I dropped the ball on Mother’s Day this year
I’m almost 36 weeks pregnant and to be quite honest, I’m fucking exhausted. Between working as a nurse, taking care of my toddler, and trying to get everything ready for the baby, I feel like I have nothing left in me.
I used to be the planner, the thoughtful one who organized everything. I just want to do nothing this year and I feel like an asshole :(
I got nothing for my mom. I got nothing for my mother in law, and if I don’t do it my husband won’t get it done. I made no plans to take them out or celebrate them. They’re both REALLY good to me and have been there for me during rough parts of my pregnancy.

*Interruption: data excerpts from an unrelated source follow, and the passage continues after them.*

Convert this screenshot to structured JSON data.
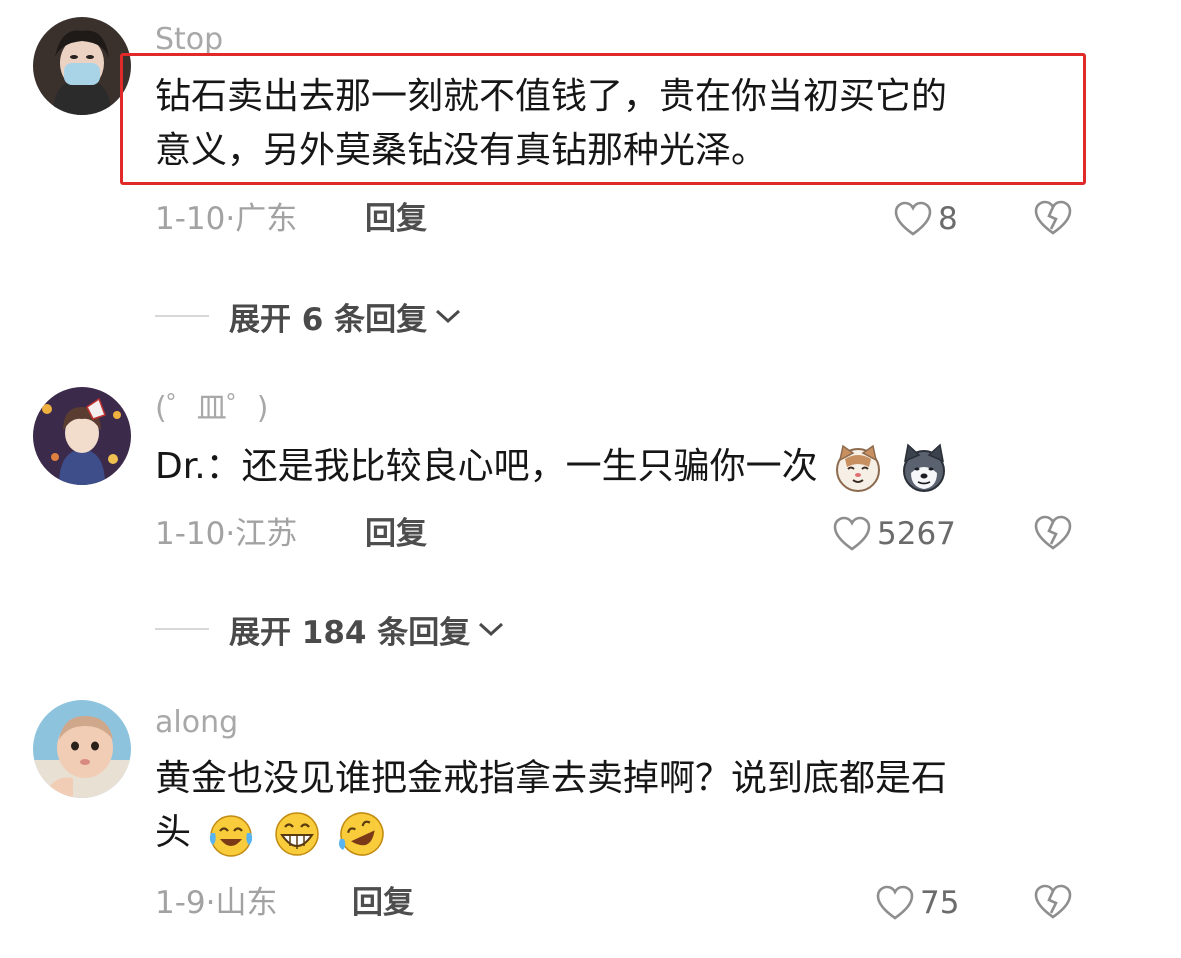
{
  "comments": [
    {
      "username": "Stop",
      "text_lines": [
        "钻石卖出去那一刻就不值钱了，贵在你当初买它的",
        "意义，另外莫桑钻没有真钻那种光泽。"
      ],
      "date": "1-10",
      "location": "广东",
      "reply_label": "回复",
      "likes": "8",
      "expand_label": "展开 6 条回复"
    },
    {
      "username": "(゜皿゜)",
      "text": "Dr.：还是我比较良心吧，一生只骗你一次",
      "emojis": [
        "cat-face-emoji",
        "husky-dog-emoji"
      ],
      "date": "1-10",
      "location": "江苏",
      "reply_label": "回复",
      "likes": "5267",
      "expand_label": "展开 184 条回复"
    },
    {
      "username": "along",
      "text_lines": [
        "黄金也没见谁把金戒指拿去卖掉啊？说到底都是石",
        "头"
      ],
      "emojis": [
        "crying-laughing-emoji",
        "grinning-teeth-emoji",
        "rolling-laughing-emoji"
      ],
      "date": "1-9",
      "location": "山东",
      "reply_label": "回复",
      "likes": "75"
    }
  ],
  "colors": {
    "highlight_border": "#e02a2a",
    "username": "#a8a8a8",
    "text": "#161616",
    "meta": "#a2a2a2"
  },
  "meta_separator": "·"
}
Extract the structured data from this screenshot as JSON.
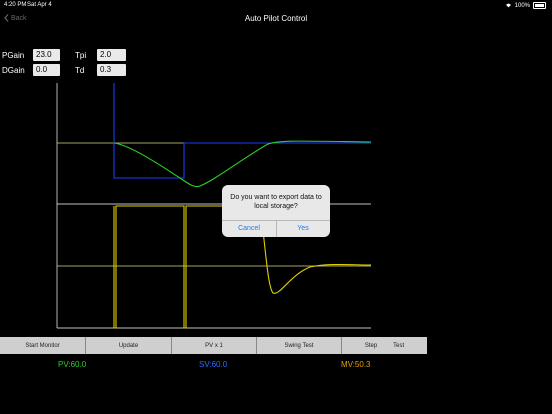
{
  "status_bar": {
    "time": "4:20 PM",
    "date": "Sat Apr 4",
    "battery": "100%"
  },
  "nav": {
    "back_label": "Back",
    "title": "Auto Pilot Control"
  },
  "params": {
    "pgain": {
      "label": "PGain",
      "value": "23.0"
    },
    "tpi": {
      "label": "Tpi",
      "value": "2.0"
    },
    "dgain": {
      "label": "DGain",
      "value": "0.0"
    },
    "td": {
      "label": "Td",
      "value": "0.3"
    }
  },
  "colors": {
    "pv": "#2bd12b",
    "sv": "#1a3cff",
    "mv": "#e0d000",
    "gridline": "#d9d98a"
  },
  "toolbar": {
    "start_monitor": "Start Monitor",
    "update": "Update",
    "pv_x1": "PV x 1",
    "swing_test": "Swing Test",
    "step": "Step",
    "test": "Test"
  },
  "readouts": {
    "pv": "PV:60.0",
    "sv": "SV:60.0",
    "mv": "MV:50.3"
  },
  "dialog": {
    "message": "Do you want to export data to local storage?",
    "cancel": "Cancel",
    "yes": "Yes"
  }
}
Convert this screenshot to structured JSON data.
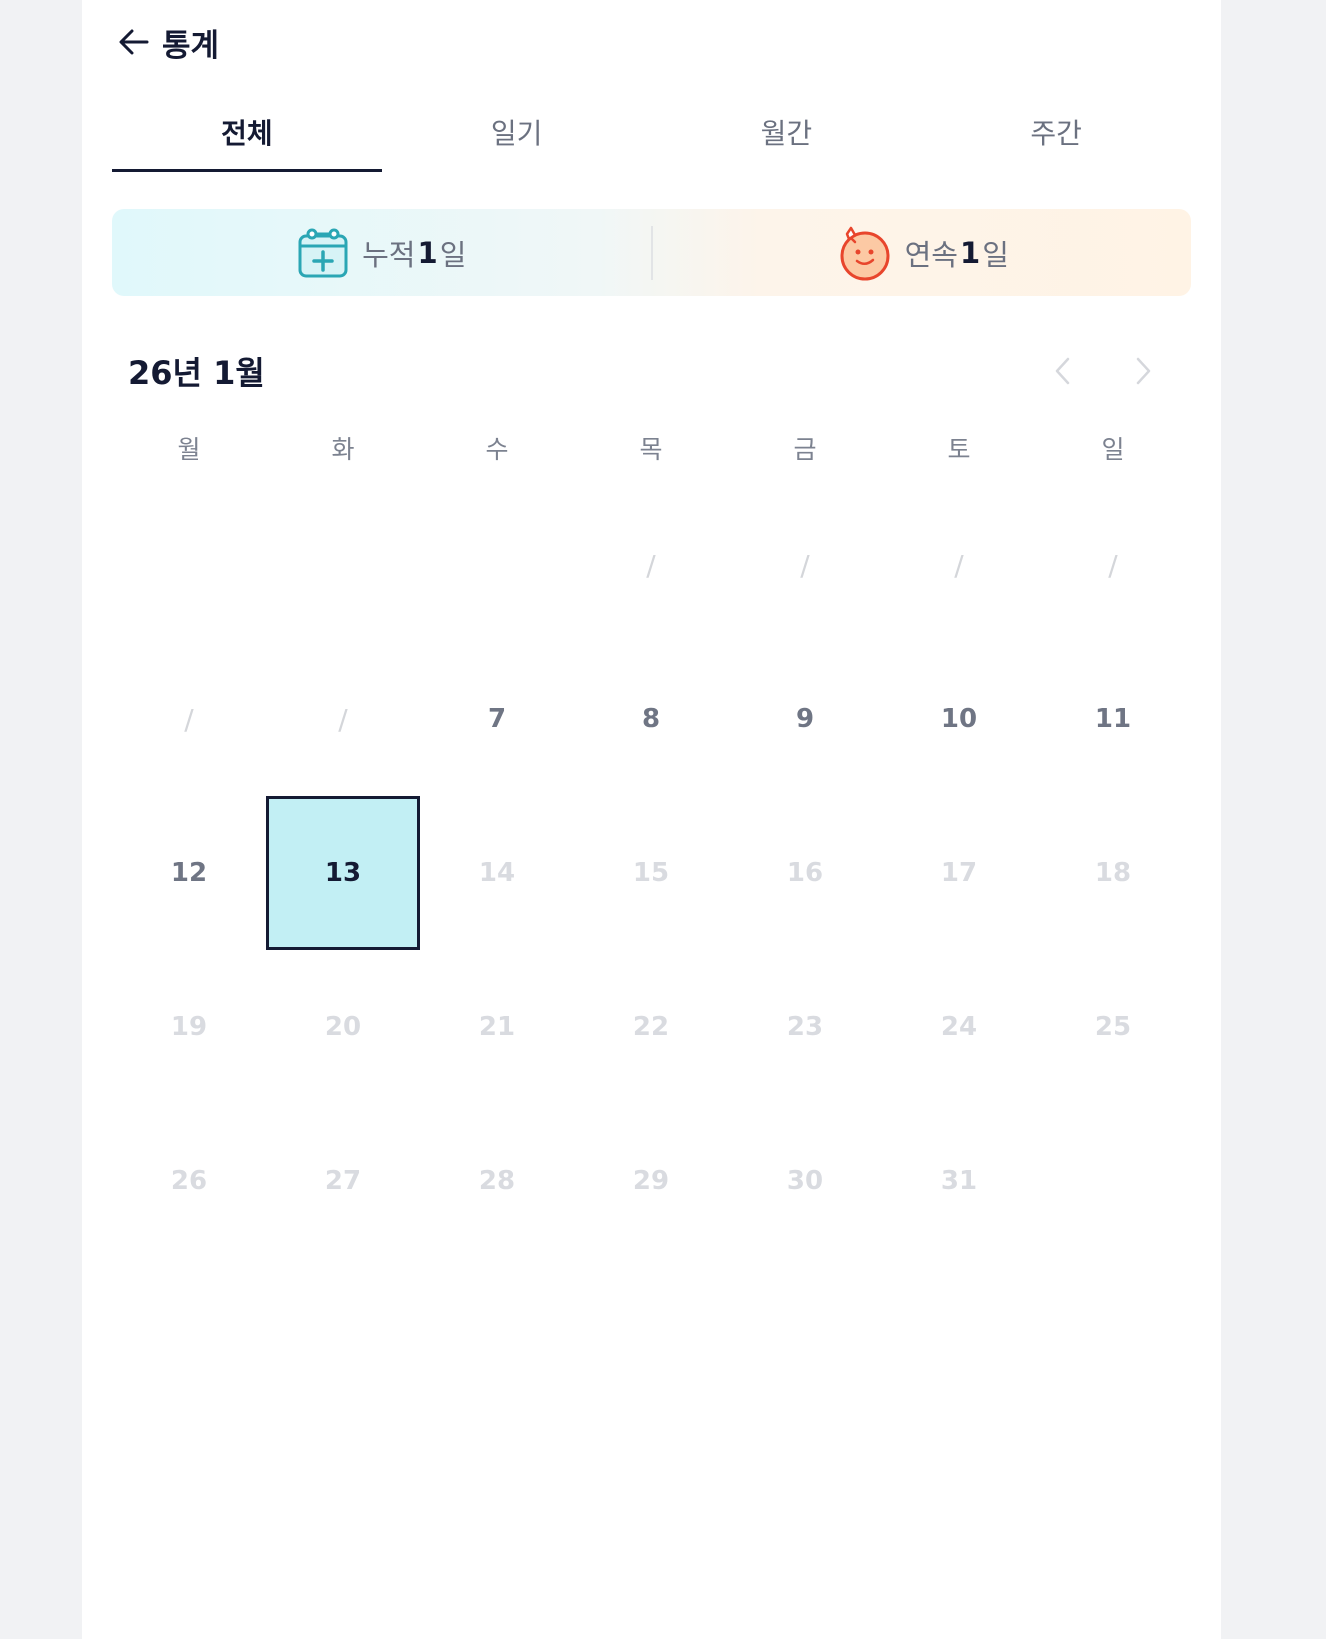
{
  "header": {
    "title": "통계",
    "back_icon": "arrow-left-icon"
  },
  "tabs": [
    {
      "label": "전체",
      "active": true
    },
    {
      "label": "일기",
      "active": false
    },
    {
      "label": "월간",
      "active": false
    },
    {
      "label": "주간",
      "active": false
    }
  ],
  "stats": {
    "cumulative": {
      "prefix": "누적",
      "value": "1",
      "suffix": "일",
      "icon": "calendar-plus-icon"
    },
    "streak": {
      "prefix": "연속",
      "value": "1",
      "suffix": "일",
      "icon": "smiley-face-icon"
    }
  },
  "calendar": {
    "month_label": "26년 1월",
    "weekdays": [
      "월",
      "화",
      "수",
      "목",
      "금",
      "토",
      "일"
    ],
    "weeks": [
      [
        "",
        "",
        "",
        "/",
        "/",
        "/",
        "/"
      ],
      [
        "/",
        "/",
        "7",
        "8",
        "9",
        "10",
        "11"
      ],
      [
        "12",
        "13",
        "14",
        "15",
        "16",
        "17",
        "18"
      ],
      [
        "19",
        "20",
        "21",
        "22",
        "23",
        "24",
        "25"
      ],
      [
        "26",
        "27",
        "28",
        "29",
        "30",
        "31",
        ""
      ]
    ],
    "today": "13",
    "last_active_day": 13
  },
  "colors": {
    "accent": "#141a33",
    "today_bg": "#c2eff4",
    "icon_teal": "#2aa6b4",
    "icon_red": "#e8452c",
    "face_fill": "#fcc9a4"
  }
}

I know it’s Saturday and there’s still time but how bad is it that I’m just so tired and want to do absolutely nothing for them tomorrow? Both moms have 2 other daughters who I know will do a good job of celebrating them, so they aren’t missing out. But I know I’m still an asshole for doing absolutely nothing.
I just want to relax tomorrow, and that won’t happen either but I don’t even want to visit anyone. I want to stay home and not go to multiple houses. I already told my family I’m staying home and my husband told his family we wouldn’t be attending Mother’s Day dinner.
Please tell me a text message is sufficient for tomorrow, because I really don’t want to do anything else.